Thu, Jul 24 2008, 07:27 GMT
by KBC Market Research Desk
The latest Beige Book’s assessment (summarized by the Kansas Fed) of eco activity was modestly weaker than the previous Book six weeks ago. The Book said that the pace of eco activity slowed somewhat since the previous report whereas in the previous Book described economic activity as remaining generally weak. Five districts noted a weakening in their economies, whereas Chicago spoke about a sluggish economy and Kansas noted a moderation in growth. St-Louis said activity was stable and San Francisco reported little to no growth. On the other hand, Cleveland and Minneapolis reported slight increases in activity, while Dallas saw growth as steady and moderate. Compared to the previous report, the weakening in commercial real estate activity needs to be highlighted, as is a further tightening of credit conditions and a deterioration in loan quality. The tax rebates had some impact on consumer spending but not much. On prices, the Book said that all districts characterized overall price pressures as elevated or increasing, whereas wage pressures were generally limited, as labour demand was soft. So the Book fully confirmed the catch-22 position of the Fed with softening growth and rising price pressures.
Euro zone industrial orders fell 3.5% M/M and 4.4% Y/Y in May, which is far below the expectations (-1.3% M/M and 2.1% Y/Y) and the better-than-expected figures in April (2.0% M/M and 12.3% Y/Y). The details show that all components were deteriorating. These very weak data show that growth is cooling down and the advancement of the euro dampens demand.
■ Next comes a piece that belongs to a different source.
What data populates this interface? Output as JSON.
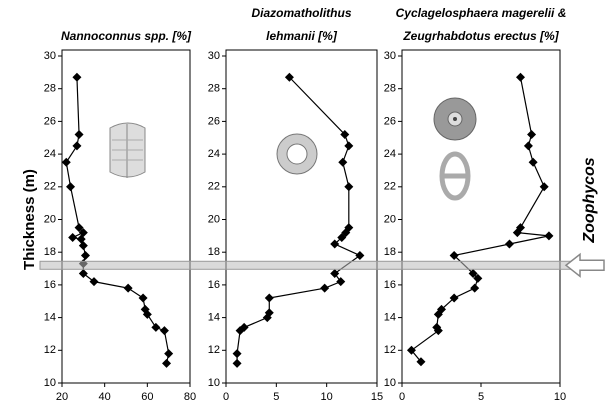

French consumer spending came out at -0.4%M/M and 1.0% Y/Y in June, slightly exceeding expectations (-0.6% M/M), after rebounding in May (1.7% M/M and 2.8% Y/Y). Looking at the details, only household equipment increased (0.8% M/M from - 0.3% M/M), while the car component fell the most (-3.8% M/M from 5.6% M/M). This figure confirms that last month’s rebound was only a correction and consumer spending is expected to stay weak, as higher food and energy prices undermines disposable income needed for other purchases. However, the report doesn’t suggest either that consumer spending is falling off the cliff.
In the UK, the Minutes of the July policy meeting revealed an 7-1-1 vote in favour of unchanged rates. As he cited earlier this week, David Blanchflower voted again for a 25 basis points rate cut. Tim Besley unexpectedly voted for a rate hike by 25 basis points and agued it was needed to keep medium-term inflation expectations anchored and ensure the Committee’s credibility in the light of the current and prospective increase in CPI inflation. But the MPC majority had a different view and argued that an increase in Bank rate in the current circumstances, when confidence was low and the financial sector fragile, could impart a downward momentum to the economy that risked a significant undershoot of inflation in the medium term. Another argument was that a rate change would be better communicated alongside the Bank’s August inflation report. This could raise expectations for a rate hike in August, but we don’t expect a rate change soon.
The CBI Industrial Trends survey fell more than expected in July. The total order books balance was -8 this month after 1 in June, while a reading of -5 was expected. Domestic price expectations jumped to 34 from 28 last month; the highest level since January 1990 showing that inflationary pressures are increasing. The CBI quarterly survey slumped to -40 from -23 in the previous quarter, bringing business optimism at its weakest since October 2001.